L'été de David Trezeguet n'a pas été de tout repos. Il a tout d'abord été écarté par Raymond Domenech de la liste des 23 pour l'UEFA EURO 2008 avec l'équipe de France. Conséquence immédiate, l'homme qui avait offert le titre européen aux Bleus en 2000 grâce à son but en or en finale a annoncé sa retraite internationale à seulement 30 ans. Il a ensuite vu débarquer un renfort offensif de poids à la Juventus de Turin en la personne d'Amauri, l'ex-buteur de Palerme. De quoi commencer à imaginer sa fin de règne au sein de la Vieille Dame et le pousser vers la sortie. Mais il en faut plus pour décourager Trezegol...
Car le Franco-argentin a un mental en acier trempé et frappe toujours dans les grands rendez-vous. Sans doute la marque de fabrique des grands attaquants. Buteur fin juillet face à l'AC Milan AC (2:2) lors d'un tournoi amical de pré-saison disputé à San Siro, il a récidivé début août en offrant la victoire à la Juventus contre Arsenal (1:0) lors de l'Emirates Cup. Une manière de répondre aux rumeurs de départ et à ceux qui l'ont enterré un peu trop vite. A la sortie de l'Emirates Stadium, à Londres, Trezegol s'est confié à FIFA.com.
David, durant les rencontres de préparation, vous avez déjà marqué à deux reprises, contre l'AC Milan puis face à Arsenal. Visiblement, vous êtes déjà en forme...
Ce sont des matches amicaux, donc cela ne compte pas beaucoup. Mais c'est vrai que marquer, c'est toujours bon pour le moral. Pour un attaquant, c'est même primordial. C'est également bien pour connaître encore plus mes coéquipiers. On joue bien, on a envie de bien faire. On a joué Arsenal (1:0), Hambourg (0:3) puis Manchester United (0:0), c'est le haut niveau. Contre Arsenal, c'est vrai que ce fut un match difficile, avec une courte victoire au bout. Nous sommes conscients que nous avons été dominés par une formation de haut niveau mais nous sommes tout de même parvenus à l'emporter. Et c'est ça l'essentiel dans ce genre de rencontres.

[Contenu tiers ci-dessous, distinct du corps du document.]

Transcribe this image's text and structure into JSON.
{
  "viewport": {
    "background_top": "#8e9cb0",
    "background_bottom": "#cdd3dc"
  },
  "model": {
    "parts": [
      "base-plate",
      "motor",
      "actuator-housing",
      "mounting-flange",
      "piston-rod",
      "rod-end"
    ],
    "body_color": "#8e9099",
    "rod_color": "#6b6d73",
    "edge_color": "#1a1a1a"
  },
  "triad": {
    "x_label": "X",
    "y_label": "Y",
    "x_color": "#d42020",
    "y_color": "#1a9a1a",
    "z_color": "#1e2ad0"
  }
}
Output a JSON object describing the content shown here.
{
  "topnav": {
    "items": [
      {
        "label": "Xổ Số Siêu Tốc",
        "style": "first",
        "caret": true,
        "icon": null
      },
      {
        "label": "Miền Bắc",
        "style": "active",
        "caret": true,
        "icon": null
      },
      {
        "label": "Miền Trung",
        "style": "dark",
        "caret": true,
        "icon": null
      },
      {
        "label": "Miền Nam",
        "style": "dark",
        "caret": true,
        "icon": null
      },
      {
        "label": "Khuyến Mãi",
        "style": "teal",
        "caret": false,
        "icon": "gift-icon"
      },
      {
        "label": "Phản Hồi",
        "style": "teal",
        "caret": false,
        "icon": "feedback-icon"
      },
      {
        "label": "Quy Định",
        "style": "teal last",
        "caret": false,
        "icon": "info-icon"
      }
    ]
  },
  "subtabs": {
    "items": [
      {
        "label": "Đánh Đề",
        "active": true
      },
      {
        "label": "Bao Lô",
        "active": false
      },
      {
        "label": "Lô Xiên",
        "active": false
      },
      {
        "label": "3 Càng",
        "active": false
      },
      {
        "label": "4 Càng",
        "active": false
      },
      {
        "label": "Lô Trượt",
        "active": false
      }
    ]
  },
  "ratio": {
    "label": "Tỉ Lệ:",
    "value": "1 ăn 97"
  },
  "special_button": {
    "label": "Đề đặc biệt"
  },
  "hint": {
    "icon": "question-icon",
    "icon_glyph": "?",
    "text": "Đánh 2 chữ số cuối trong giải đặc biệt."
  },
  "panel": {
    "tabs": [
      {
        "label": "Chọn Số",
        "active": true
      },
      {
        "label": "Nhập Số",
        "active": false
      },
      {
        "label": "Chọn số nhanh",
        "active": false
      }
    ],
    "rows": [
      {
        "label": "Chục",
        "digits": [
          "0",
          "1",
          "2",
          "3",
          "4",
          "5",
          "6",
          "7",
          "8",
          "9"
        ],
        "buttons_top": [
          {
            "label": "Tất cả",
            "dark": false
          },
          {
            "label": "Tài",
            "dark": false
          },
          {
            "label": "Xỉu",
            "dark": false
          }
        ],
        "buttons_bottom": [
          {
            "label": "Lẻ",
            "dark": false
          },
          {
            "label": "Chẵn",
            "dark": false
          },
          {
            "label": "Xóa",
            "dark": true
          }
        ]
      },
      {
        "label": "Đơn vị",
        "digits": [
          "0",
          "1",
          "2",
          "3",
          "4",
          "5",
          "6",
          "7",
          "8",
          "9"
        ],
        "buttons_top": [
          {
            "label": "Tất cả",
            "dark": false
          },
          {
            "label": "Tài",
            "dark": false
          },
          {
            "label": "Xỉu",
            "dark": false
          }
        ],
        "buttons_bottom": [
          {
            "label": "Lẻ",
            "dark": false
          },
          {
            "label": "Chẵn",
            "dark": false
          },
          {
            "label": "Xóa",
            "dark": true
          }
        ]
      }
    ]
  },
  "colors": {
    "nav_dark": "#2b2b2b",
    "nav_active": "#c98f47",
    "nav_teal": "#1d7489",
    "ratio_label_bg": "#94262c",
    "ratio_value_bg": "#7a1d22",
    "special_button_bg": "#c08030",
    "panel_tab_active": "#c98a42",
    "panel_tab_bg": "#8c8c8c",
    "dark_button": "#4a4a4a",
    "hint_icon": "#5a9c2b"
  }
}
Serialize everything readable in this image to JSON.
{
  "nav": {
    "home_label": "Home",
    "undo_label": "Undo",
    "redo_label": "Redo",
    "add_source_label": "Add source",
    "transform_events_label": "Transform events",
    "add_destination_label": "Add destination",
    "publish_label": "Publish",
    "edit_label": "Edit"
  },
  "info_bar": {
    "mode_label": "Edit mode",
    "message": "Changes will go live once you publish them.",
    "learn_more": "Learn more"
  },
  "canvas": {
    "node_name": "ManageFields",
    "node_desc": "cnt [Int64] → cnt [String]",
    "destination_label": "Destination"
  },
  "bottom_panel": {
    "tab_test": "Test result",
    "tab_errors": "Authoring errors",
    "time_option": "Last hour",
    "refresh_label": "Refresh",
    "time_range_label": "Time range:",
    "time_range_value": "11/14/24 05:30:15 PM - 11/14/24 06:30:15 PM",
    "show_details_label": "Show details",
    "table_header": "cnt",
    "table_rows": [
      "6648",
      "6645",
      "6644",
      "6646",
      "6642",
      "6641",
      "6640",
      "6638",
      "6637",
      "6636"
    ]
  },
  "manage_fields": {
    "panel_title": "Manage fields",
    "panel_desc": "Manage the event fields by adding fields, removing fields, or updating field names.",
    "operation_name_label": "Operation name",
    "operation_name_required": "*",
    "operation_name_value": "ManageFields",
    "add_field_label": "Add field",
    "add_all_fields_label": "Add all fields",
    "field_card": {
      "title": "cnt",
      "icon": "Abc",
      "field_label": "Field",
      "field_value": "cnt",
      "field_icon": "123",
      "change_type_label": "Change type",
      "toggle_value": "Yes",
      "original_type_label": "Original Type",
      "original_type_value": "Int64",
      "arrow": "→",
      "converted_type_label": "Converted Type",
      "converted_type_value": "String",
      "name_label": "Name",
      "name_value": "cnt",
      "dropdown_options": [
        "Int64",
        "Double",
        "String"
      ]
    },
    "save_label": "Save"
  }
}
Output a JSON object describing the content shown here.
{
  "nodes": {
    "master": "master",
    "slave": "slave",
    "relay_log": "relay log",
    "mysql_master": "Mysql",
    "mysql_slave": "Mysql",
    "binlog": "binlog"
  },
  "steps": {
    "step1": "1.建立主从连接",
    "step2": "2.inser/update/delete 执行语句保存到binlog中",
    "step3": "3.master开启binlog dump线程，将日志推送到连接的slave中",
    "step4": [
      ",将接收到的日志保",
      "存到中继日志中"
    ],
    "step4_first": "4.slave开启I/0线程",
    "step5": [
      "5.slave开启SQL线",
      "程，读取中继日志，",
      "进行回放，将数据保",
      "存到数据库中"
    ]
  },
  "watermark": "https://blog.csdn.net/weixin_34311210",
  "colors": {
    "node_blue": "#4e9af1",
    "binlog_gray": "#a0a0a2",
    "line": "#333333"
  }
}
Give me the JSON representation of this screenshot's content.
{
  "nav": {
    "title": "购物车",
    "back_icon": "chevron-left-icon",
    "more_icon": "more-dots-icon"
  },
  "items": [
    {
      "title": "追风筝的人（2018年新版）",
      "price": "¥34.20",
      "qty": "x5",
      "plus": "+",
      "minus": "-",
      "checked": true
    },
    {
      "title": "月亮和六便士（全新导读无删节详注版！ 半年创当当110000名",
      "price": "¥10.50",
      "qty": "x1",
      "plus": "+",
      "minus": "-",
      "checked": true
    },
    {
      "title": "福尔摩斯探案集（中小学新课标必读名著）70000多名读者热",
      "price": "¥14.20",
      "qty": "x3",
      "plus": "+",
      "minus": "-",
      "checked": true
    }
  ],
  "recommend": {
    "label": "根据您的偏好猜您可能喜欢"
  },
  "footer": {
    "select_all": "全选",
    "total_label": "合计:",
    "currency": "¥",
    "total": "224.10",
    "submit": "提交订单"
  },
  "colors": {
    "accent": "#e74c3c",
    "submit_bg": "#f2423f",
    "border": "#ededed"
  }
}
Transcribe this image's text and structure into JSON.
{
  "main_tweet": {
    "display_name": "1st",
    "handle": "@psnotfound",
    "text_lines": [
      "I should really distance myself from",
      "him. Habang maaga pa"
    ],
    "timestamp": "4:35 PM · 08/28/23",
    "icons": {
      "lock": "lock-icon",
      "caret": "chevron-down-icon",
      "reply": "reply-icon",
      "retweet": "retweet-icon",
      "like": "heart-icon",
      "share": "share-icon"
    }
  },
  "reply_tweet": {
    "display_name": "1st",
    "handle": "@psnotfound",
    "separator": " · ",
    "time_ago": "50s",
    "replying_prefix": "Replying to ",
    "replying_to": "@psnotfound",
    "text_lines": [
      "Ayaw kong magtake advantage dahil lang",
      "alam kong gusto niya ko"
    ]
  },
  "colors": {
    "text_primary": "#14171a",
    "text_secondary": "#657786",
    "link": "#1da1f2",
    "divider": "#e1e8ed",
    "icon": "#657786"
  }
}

L'équipe digère-t-elle la lourde préparation physique d'avant-saison, comme il est de coutume en Italie ?
Oui. Actuellement, nous travaillons très dur, matin et après-midi. Nous sommes encore dans une phase de préparation et nous sommes donc logiquement un peu fatigués. Le championnat italien ne reprend que le 31 août mais il y a déjà un premier rendez-vous important sur le calendrier, celui du 13 août avec le tour préliminaire de la Ligue des Champions (la Juventus affronte les Slovaques d'Artmedia Petrzalka en match aller-retour).
D'un point de vue personnel, comment vous sentez-vous physiquement ?
Je ne me sens pas encore à cent pour cent mais cela revient progressivement.
Cet été, vous avez vu l'arrivée d'un nouvel attaquant, Amauri. Un renfort de poids mais une concurrence accrue quand on sait que le club compte déjà Vincenzo Iaquinta, Alessandro Del Piero et vous. Craignez-vous la concurrence ?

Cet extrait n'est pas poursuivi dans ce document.